Her chest radiograph was unremarkable. A transthoracic echocardiography revealed a severely impaired systolic ejection fraction (29%), albeit diagnostic coronary angiogram was normal. An endomyocardial biopsy showed an eosinophilic myocarditis, without granulomas or giant cells. A skin biopsy of the left calf showed features of small vessel leukocytoclastic vasculitis.
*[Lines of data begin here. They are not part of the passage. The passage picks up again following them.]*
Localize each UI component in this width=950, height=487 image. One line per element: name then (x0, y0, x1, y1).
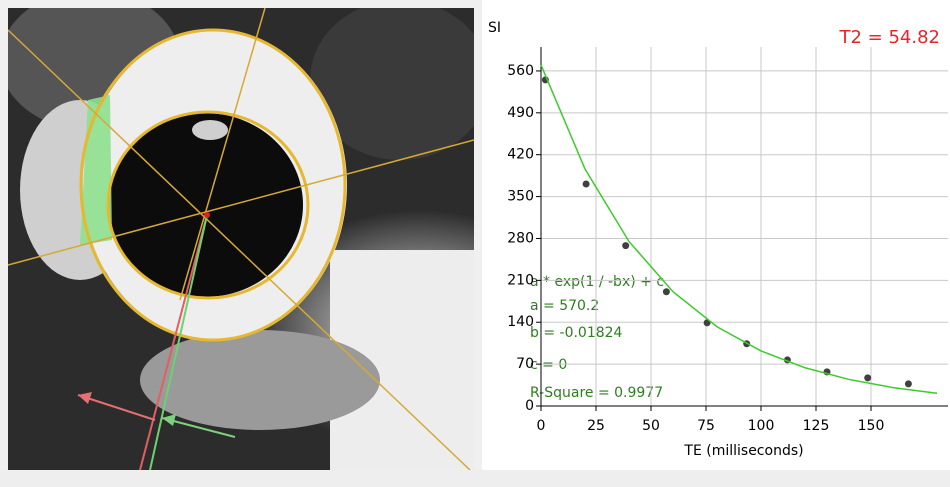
data-point (622, 242, 629, 249)
y-axis-label: SI (488, 20, 501, 36)
fit-r-square: R-Square = 0.9977 (530, 385, 663, 401)
data-point (864, 374, 871, 381)
x-tick-label: 25 (587, 418, 605, 434)
fit-param: b = -0.01824 (530, 325, 623, 341)
fit-equation: a * exp(1 / -bx) + c (530, 274, 664, 290)
t2-annotation: T2 = 54.82 (838, 27, 940, 48)
y-tick-label: 140 (507, 314, 534, 330)
y-tick-label: 560 (507, 63, 534, 79)
y-tick-label: 70 (516, 356, 534, 372)
x-tick-label: 125 (803, 418, 830, 434)
x-tick-label: 75 (697, 418, 715, 434)
fit-param: c = 0 (530, 357, 567, 373)
screen: SI TE (milliseconds) T2 = 54.82 a * exp(… (0, 0, 950, 487)
fit-param: a = 570.2 (530, 298, 599, 314)
y-tick-label: 280 (507, 230, 534, 246)
x-tick-label: 100 (748, 418, 775, 434)
y-tick-label: 0 (525, 398, 534, 414)
x-tick-label: 150 (858, 418, 885, 434)
x-tick-label: 0 (537, 418, 546, 434)
status-bar (0, 470, 950, 487)
y-tick-label: 350 (507, 189, 534, 205)
data-point (905, 380, 912, 387)
y-tick-label: 210 (507, 272, 534, 288)
data-point (663, 288, 670, 295)
x-axis-label: TE (milliseconds) (683, 443, 803, 459)
y-tick-label: 420 (507, 147, 534, 163)
x-tick-label: 50 (642, 418, 660, 434)
data-point (583, 181, 590, 188)
y-tick-label: 490 (507, 105, 534, 121)
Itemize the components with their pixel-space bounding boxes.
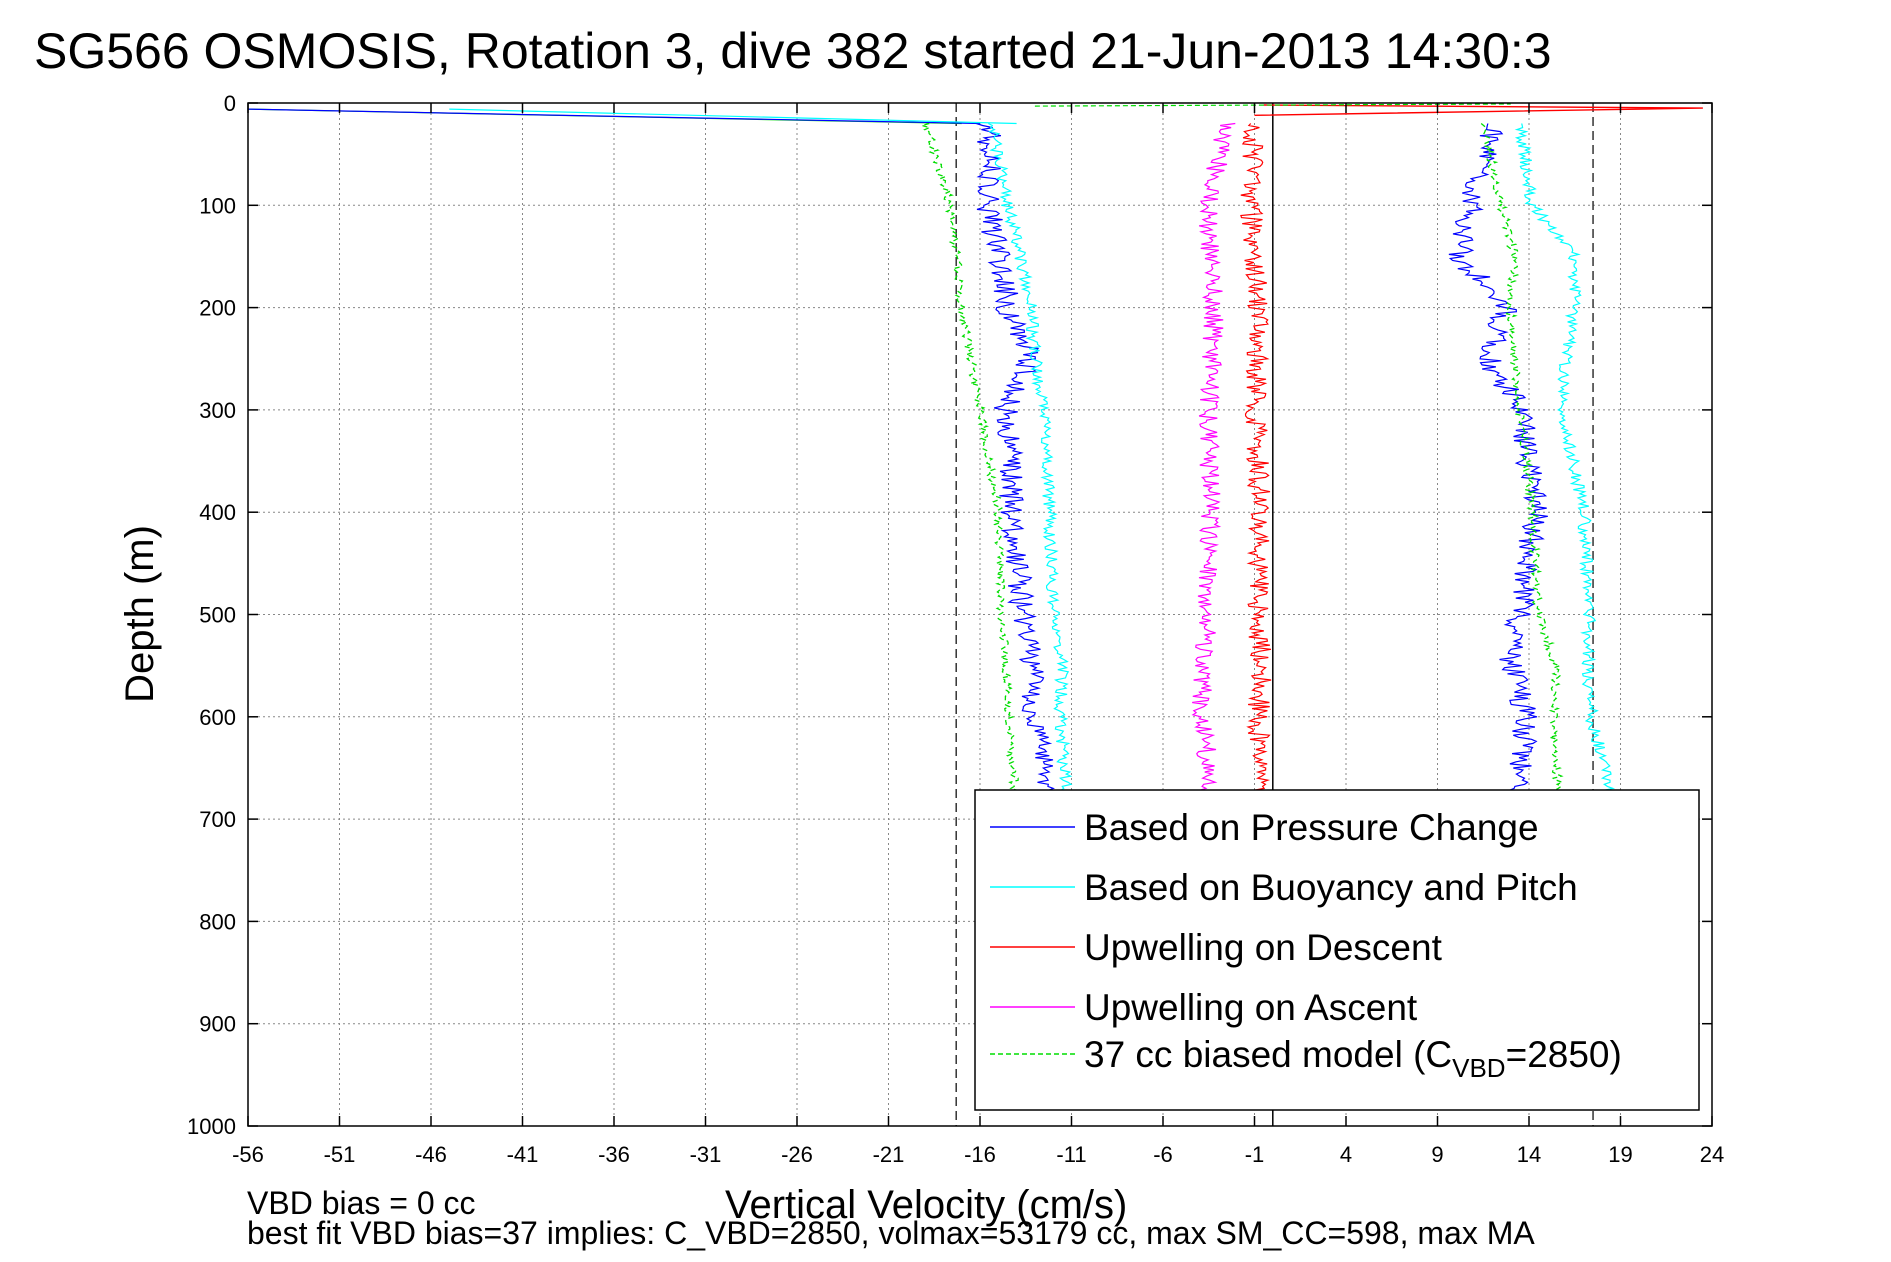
x-tick-label: -21 — [873, 1142, 905, 1167]
y-tick-label: 500 — [199, 603, 236, 628]
series-pressure-surface-transient — [247, 108, 981, 125]
x-tick-label: -46 — [415, 1142, 447, 1167]
x-tick-label: 9 — [1431, 1142, 1443, 1167]
legend-label: 37 cc biased model (CVBD=2850) — [1084, 1034, 1622, 1083]
chart-title: SG566 OSMOSIS, Rotation 3, dive 382 star… — [34, 23, 1552, 79]
x-tick-label: -36 — [598, 1142, 630, 1167]
x-tick-label: 24 — [1700, 1142, 1724, 1167]
y-tick-label: 1000 — [187, 1114, 236, 1139]
x-tick-label: -51 — [324, 1142, 356, 1167]
x-tick-label: 14 — [1517, 1142, 1541, 1167]
x-tick-label: -1 — [1245, 1142, 1265, 1167]
series-buoyancy-surface-transient — [449, 108, 1017, 125]
legend: Based on Pressure Change Based on Buoyanc… — [974, 789, 1700, 1111]
x-axis-label: Vertical Velocity (cm/s) — [725, 1183, 1127, 1227]
y-tick-label: 900 — [199, 1012, 236, 1037]
legend-label: Based on Pressure Change — [1084, 807, 1539, 848]
legend-label: Upwelling on Descent — [1084, 927, 1443, 968]
x-tick-label: -6 — [1153, 1142, 1173, 1167]
footer-line-2: best fit VBD bias=37 implies: C_VBD=2850… — [247, 1215, 1535, 1251]
x-tick-label: -41 — [507, 1142, 539, 1167]
x-tick-label: -11 — [1056, 1142, 1086, 1167]
series-37-cc-biased-model-cvbd-2850-ascent — [1480, 123, 1565, 820]
series-based-on-buoyancy-and-pitch-descent — [987, 122, 1074, 820]
series-upwelling-on-descent — [1240, 123, 1272, 820]
legend-label: Upwelling on Ascent — [1084, 987, 1418, 1028]
y-tick-label: 400 — [199, 500, 236, 525]
series-layer — [247, 103, 1703, 820]
series-model-surface-line — [1034, 103, 1511, 107]
y-tick-label: 100 — [199, 193, 236, 218]
x-tick-label: -31 — [690, 1142, 722, 1167]
x-tick-label: -16 — [964, 1142, 996, 1167]
x-tick-label: 19 — [1608, 1142, 1632, 1167]
y-tick-label: 200 — [199, 296, 236, 321]
legend-box — [974, 789, 1700, 1111]
series-37-cc-biased-model-cvbd-2850-descent — [919, 122, 1021, 820]
y-axis-label: Depth (m) — [118, 525, 162, 703]
series-based-on-pressure-change-ascent — [1448, 123, 1548, 820]
y-tick-label: 0 — [224, 91, 236, 116]
y-tick-label: 700 — [199, 807, 236, 832]
series-based-on-pressure-change-descent — [976, 122, 1057, 820]
y-tick-label: 800 — [199, 909, 236, 934]
legend-label: Based on Buoyancy and Pitch — [1084, 867, 1578, 908]
series-descent-upwelling-surface-transient — [1254, 104, 1703, 116]
x-tick-label: 4 — [1340, 1142, 1352, 1167]
x-axis-ticks: -56 -51 -46 -41 -36 -31 -26 -21 -16 -11 -6 -1 4 9 14 19… — [232, 103, 1724, 1167]
series-based-on-buoyancy-and-pitch-ascent — [1514, 123, 1616, 820]
x-tick-label: -56 — [232, 1142, 264, 1167]
series-upwelling-on-ascent — [1191, 122, 1236, 820]
y-axis-ticks: 0 100 200 300 400 500 600 700 800 900 1000 — [187, 91, 1712, 1139]
y-tick-label: 600 — [199, 705, 236, 730]
footer-line-1: VBD bias = 0 cc — [247, 1185, 476, 1221]
x-tick-label: -26 — [781, 1142, 813, 1167]
y-tick-label: 300 — [199, 398, 236, 423]
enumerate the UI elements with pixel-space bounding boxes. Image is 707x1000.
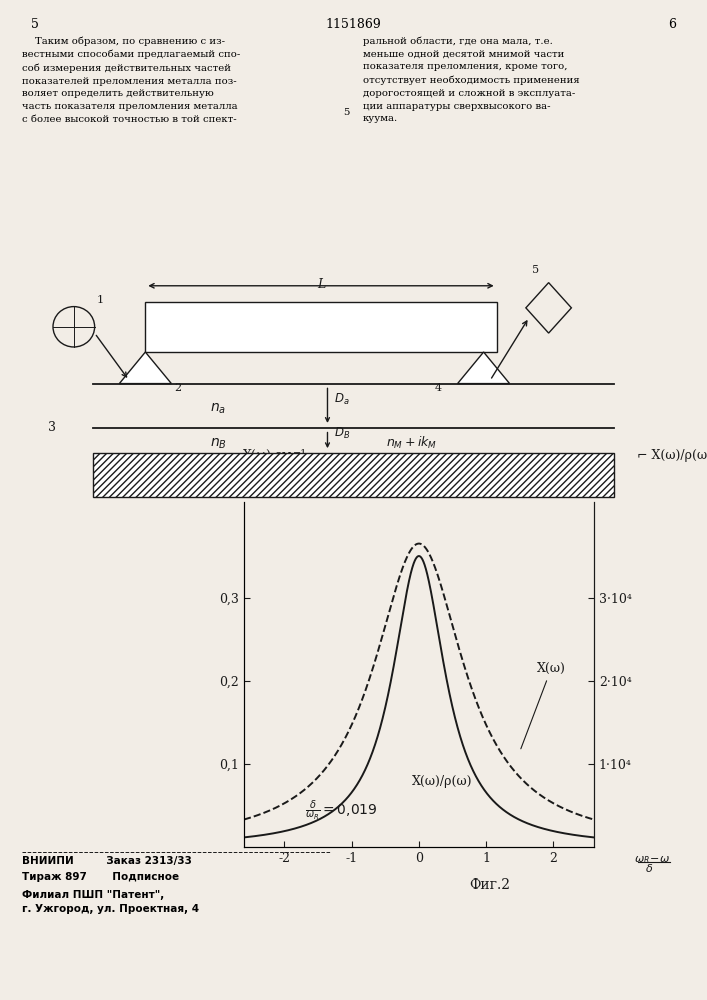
Text: ВНИИПИ         Заказ 2313/33: ВНИИПИ Заказ 2313/33 [22,856,192,866]
Text: Тираж 897       Подписное: Тираж 897 Подписное [22,872,179,882]
Text: $D_B$: $D_B$ [334,426,350,441]
Text: Фиг.2: Фиг.2 [469,878,510,892]
Polygon shape [526,283,571,333]
Text: 2: 2 [175,383,182,393]
Text: Х(ω): Х(ω) [521,662,566,749]
Text: 5: 5 [532,265,539,275]
Text: 6: 6 [668,18,676,31]
Text: $\delta$: $\delta$ [645,862,653,874]
Polygon shape [457,352,510,384]
Text: $n_a$: $n_a$ [211,402,226,416]
Text: 3: 3 [48,421,56,434]
Text: −1: −1 [293,449,308,458]
Text: Х(ω),см: Х(ω),см [243,449,293,462]
Bar [146,302,496,352]
Text: $D_a$: $D_a$ [334,391,349,407]
Text: $\omega_R\!-\!\omega$: $\omega_R\!-\!\omega$ [634,854,670,866]
Text: ⌐ Х(ω)/ρ(ω): ⌐ Х(ω)/ρ(ω) [637,449,707,462]
Polygon shape [119,352,171,384]
Text: 5: 5 [31,18,39,31]
Text: ральной области, где она мала, т.е.
меньше одной десятой мнимой части
показателя: ральной области, где она мала, т.е. мень… [363,36,580,123]
Text: 1: 1 [97,295,104,305]
Text: Филиал ПШП "Патент",: Филиал ПШП "Патент", [22,890,164,900]
Text: Фиг.1: Фиг.1 [333,515,374,529]
Text: Х(ω)/ρ(ω): Х(ω)/ρ(ω) [412,775,473,788]
Text: г. Ужгород, ул. Проектная, 4: г. Ужгород, ул. Проектная, 4 [22,904,199,914]
Text: L: L [317,278,325,291]
Text: 5: 5 [343,108,349,117]
Text: $n_M+ik_M$: $n_M+ik_M$ [386,435,437,451]
Text: Таким образом, по сравнению с из-
вестными способами предлагаемый спо-
соб измер: Таким образом, по сравнению с из- вестны… [22,36,240,124]
Text: 1151869: 1151869 [325,18,381,31]
Circle shape [53,307,95,347]
Text: $n_B$: $n_B$ [211,437,227,451]
Text: 4: 4 [435,383,442,393]
Text: $\frac{\delta}{\omega_R}=0{,}019$: $\frac{\delta}{\omega_R}=0{,}019$ [305,799,378,823]
Bar [93,453,614,497]
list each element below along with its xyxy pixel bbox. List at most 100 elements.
She was diagnosed with new-onset eosinophilic granulomatosis with polyangiitis (EGPA) or Churg–Strauss syndrome (based on diagnostic criteria of the American College of Rheumatology 1990). She was treated with intravenous methylprednisolone 1 g daily for 3 days and an intravenous infusion of rituximab 1000 mg. Her neuropathic symptoms were treated with Gabapentin. She responded well symptomatically and had a significant improvement in her eosinophilic count.

Discussion

One of the biggest challenges is to identify healthy subjects or patients with specific allergies or autoimmune diseases who may be at higher risk of developing vaccine complications. Non-specific numbness or aches are common mild vaccination adverse effects.2 Systemic vasculitis developing after vaccination is rare. There was a previous case report of a middle age woman who developed EGPA following Influenza A (H1N1) vaccination.4 Previous reports have postulated the concepts of ‘molecular mimicry’ or ‘bystander activation’ as possible triggering mechanisms for autoimmune manifestations.3,5 Our patient is unusual in her predominantly neuropathic manifestations preceding systemic signs. While the cause-and-effect association with the vaccine cannot be proven with certainty, clinicians should have a high index of suspicion for autoimmune-related polyneuritis in asthmatic patients presenting with sensorimotor symptoms and poor balance after COVID-19 vaccination.

Acknowledgements

We would like to thank our colleagues from various specialties (Radiology, Rheumatology, Cardiology, Pathology, Dermatology, Ophthalmology) who contributed in the management of this patient.

Funding

This research did not receive any specific grant from funding agencies in the public, commercial, or not-for-profit sectors. E.-K.T. is supported by the National Medical Research Council (STaR and PD LCG 0002).

Conflict of interest. None declared.

Patient consent

Informed consent was obtained from the patient for publication of this case report and any accompanying images.